Auch in den physischen Leistungswerten präsentiert sich Fortuna Düsseldorf bislang wechselhaft. Während man bei den gewonnenen Zweikämpfen (2.835) einen soliden neunten Rang belegt und sich mit bereits 65 Gelben Karten durchaus körperbetont zeigt, liegt die Mannschaft in den Bereichen Sprints (3.726 – Platz 14) sowie intensive Läufe (16.528 – Platz 15) lediglich im unteren Drittel der Liga.
Schlüsselspieler:
Forian Kastenmeier (27 TW) - Erfahrener Torwart und aktueller Mannschaftskapitän der Fortunen. Ein zuverlässiger, reaktionsschneller Torhüter mit guter Strafraumbeherrschung und solider Fähigkeit im Aufbauspiel, der seiner Abwehr Sicherheit gibt. Kastenmeier ist besonders stark bei schnellen Abschlüssen aus kurzer Distanz und Reflexparaden. Er hält auch in hektischen Phasen die Ruhe, zeigt Führungsqualitäten und kommuniziert viel mit der Abwehr.

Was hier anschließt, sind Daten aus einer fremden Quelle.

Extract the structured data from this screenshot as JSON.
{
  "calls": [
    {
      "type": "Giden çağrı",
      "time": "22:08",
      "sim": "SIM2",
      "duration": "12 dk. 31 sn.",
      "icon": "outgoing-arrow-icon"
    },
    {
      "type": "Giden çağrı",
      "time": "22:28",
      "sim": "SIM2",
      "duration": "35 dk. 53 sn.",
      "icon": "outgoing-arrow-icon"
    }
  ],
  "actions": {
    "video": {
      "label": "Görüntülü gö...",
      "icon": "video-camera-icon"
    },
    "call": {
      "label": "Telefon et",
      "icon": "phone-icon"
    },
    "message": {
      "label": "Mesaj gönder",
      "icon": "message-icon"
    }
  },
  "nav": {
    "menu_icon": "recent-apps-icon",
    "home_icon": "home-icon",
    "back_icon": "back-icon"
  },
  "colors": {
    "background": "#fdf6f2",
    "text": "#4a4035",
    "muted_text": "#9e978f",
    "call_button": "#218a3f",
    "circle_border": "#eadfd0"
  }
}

Cedric Itten (29 ST) - Bester Torschütze der Fortuna (11 Tore / 2 Vorlagen) und zentraler Zielspieler im Angriff. Der mit 1,90m großgewachsene Schweizer ist ein klassischer Mittelstürmer, dessen Spiel stark auf Effizienz im Strafraum und physische Präsenz ausgelegt ist. Durch seine Größe und sein Timing ist er eine echte Waffe bei Flanken und Standards. Er hat ein gutes Gespür für Räume und steht häufig dort, wo der Ball herunterfällt. Er kann Bälle festmachen, sich gegen Innenverteidiger behaupten und als Wandspieler fungieren.

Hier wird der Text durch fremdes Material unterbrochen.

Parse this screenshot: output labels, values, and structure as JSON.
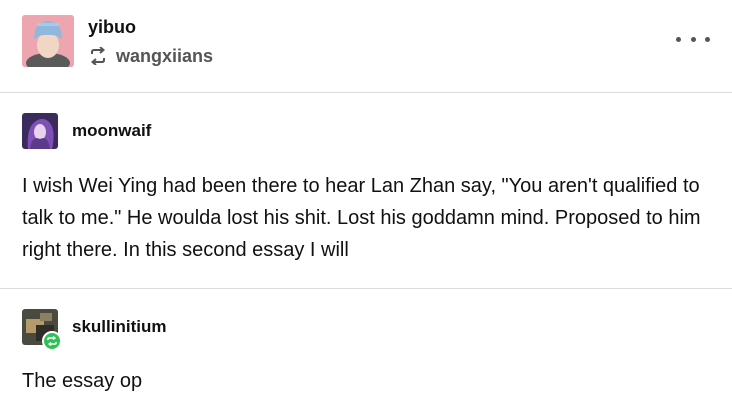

Florent Muslija (27 OM, LA) - Kreativer Offensivspieler, der zwischen den Linien agiert und Chancen kreieren kann. Er hat ein gutes Gefühl für kreative Lösungen, überraschende Pässe und unorthodoxe Aktionen. Seine größte Stärke ist das Eins-gegen-eins. Er kann Gegenspieler auf engem Raum ausspielen und so Überzahlsituationen schaffen. Ebenfalls ist er als starker Standardschütze bekannt. Meist agiert der aktuelle Nationalspieler des Kosovo als offensiver Mittelfeldspieler oder inverser Flügelspieler, musste allerdings durch die Verletzenmisere zuletzt auch verstärkt als linker Schienenspieler agieren. Nach Itten zweitbester Scorer der Fortunen (Fünf Saisontore / Sechs Vorlagen).

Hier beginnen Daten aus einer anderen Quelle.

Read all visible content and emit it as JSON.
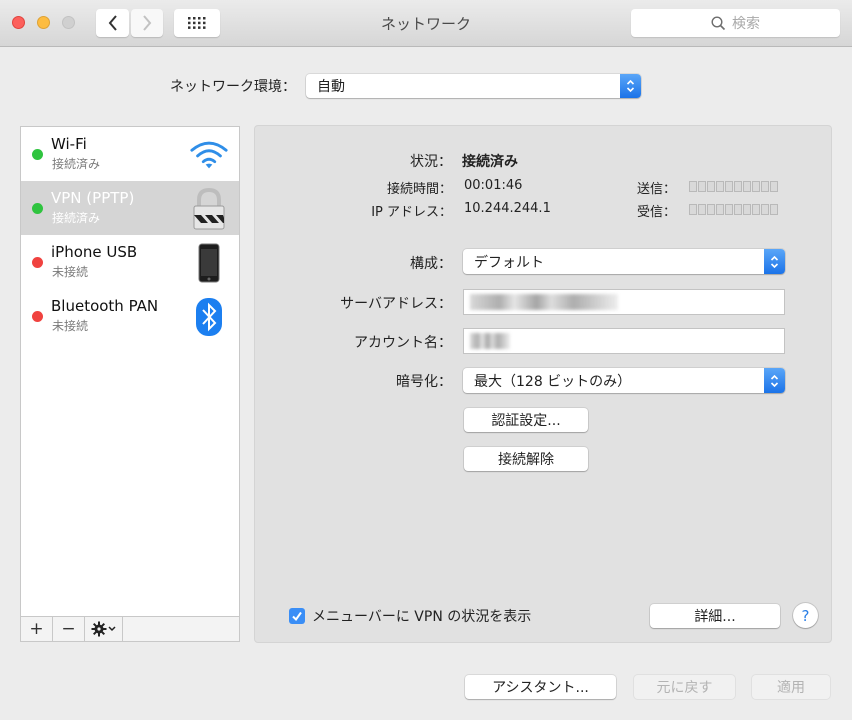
{
  "window": {
    "title": "ネットワーク",
    "search_placeholder": "検索"
  },
  "location": {
    "label": "ネットワーク環境：",
    "value": "自動"
  },
  "services": [
    {
      "name": "Wi-Fi",
      "status": "接続済み",
      "status_color": "#2fc43f",
      "icon": "wifi-icon",
      "selected": false
    },
    {
      "name": "VPN (PPTP)",
      "status": "接続済み",
      "status_color": "#2fc43f",
      "icon": "lock-icon",
      "selected": true
    },
    {
      "name": "iPhone USB",
      "status": "未接続",
      "status_color": "#f0423f",
      "icon": "iphone-icon",
      "selected": false
    },
    {
      "name": "Bluetooth PAN",
      "status": "未接続",
      "status_color": "#f0423f",
      "icon": "bluetooth-icon",
      "selected": false
    }
  ],
  "sidebar_buttons": {
    "add": "+",
    "remove": "−"
  },
  "detail": {
    "status_label": "状況：",
    "status_value": "接続済み",
    "connect_time_label": "接続時間：",
    "connect_time_value": "00:01:46",
    "ip_label": "IP アドレス：",
    "ip_value": "10.244.244.1",
    "sent_label": "送信：",
    "received_label": "受信：",
    "sent_level": 0,
    "received_level": 0,
    "config_label": "構成：",
    "config_value": "デフォルト",
    "server_label": "サーバアドレス：",
    "account_label": "アカウント名：",
    "encryption_label": "暗号化：",
    "encryption_value": "最大（128 ビットのみ）",
    "auth_button": "認証設定...",
    "disconnect_button": "接続解除",
    "show_in_menubar_label": "メニューバーに VPN の状況を表示",
    "show_in_menubar_checked": true,
    "advanced_button": "詳細...",
    "help_button": "?"
  },
  "footer": {
    "assistant_button": "アシスタント...",
    "revert_button": "元に戻す",
    "apply_button": "適用"
  }
}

Anouar El Azzouzi (24, ZM) - Der Niederländer mit marokkanischen Wurzeln fungiert als wichtiger Verbindungsspieler im Mittelfeld mit hoher Präsenz im Spielaufbau. Laufstark und diszipliniert, sorgt er für die nötige Balance im Zentrum. Mit gutem Stellungsspiel liest er Passwege frühzeitig und schiebt intelligent nach, um Räume zu schließen – häufig im Zusammenspiel mit dem japanischen Winterneuzugang Satoshi Tanaka (23), der ihn defensiv absichert. Der aktuelle Nationalspieler der marokkanischen U20 ist einer der wenigen Neuzugänge die noch unter dem ehemaligen Gespann Aloffs/Weber im vergangenen Sommer verpflichtet wurden, sich allerdings schnell zur etablierten Stammkraft am Rhein entwickelten (25 Saisoneinsätze).
Personalsituation:
Die angespannte Personalsituation hat sich bei der Fortuna in der Länderspielpause nur geringfügig verbessert.
Sicher gelten für die Partie auf Deutschlands höchsten Fußballberg aktuell nur die Ausfälle von Mittelfeldspieler Hamza Anhari (22, Schulterluxation), Innenverteidiger Kenneth Schmidt (23, Kreuzbandriss), und Linksaußen Tim Rossmann (22, Aufbautraining nach Oberschenkelmuskelriss)
Ersatzkeeper Marcel Lotka (24) fehlte zum Trainingsauftakt mit Fußproblemen, ebenso sein Mannschaftskollege Matthias Zimmermann (33) mit Knieproblemen. Ajax-Leihgabe Christian Rasmussen (23) laboriert offenbar nach wie vor an Adduktorenproblemen. Hinter ihren Einsatzmöglichkeiten beim Spiel auf dem Betzenberg stehen aktuell noch kleinere Fragezeichen.
Cedric Itten (29), Christopher Lenz (31) und Tim Breithaupt (24) absolvierten zu Beginn der Trainingswoche noch individuelle Einheiten, ebenso Mittelstürmer Jordi Paulina (21) und der isländische Rechtsverteidiger Valgeir Lunddal (24) – ihre Einsätze am kommenden Samstag gelten – Stand heute – allerdings nicht als gefährdet.
Florent Muslija (27, Kosovo) und Simoa Suso (20, Deutschland U20) befinden sich aktuell noch auf Länderspielreise und werden zur Mitte/Ende der Woche wieder am Rhein zurückerwartet.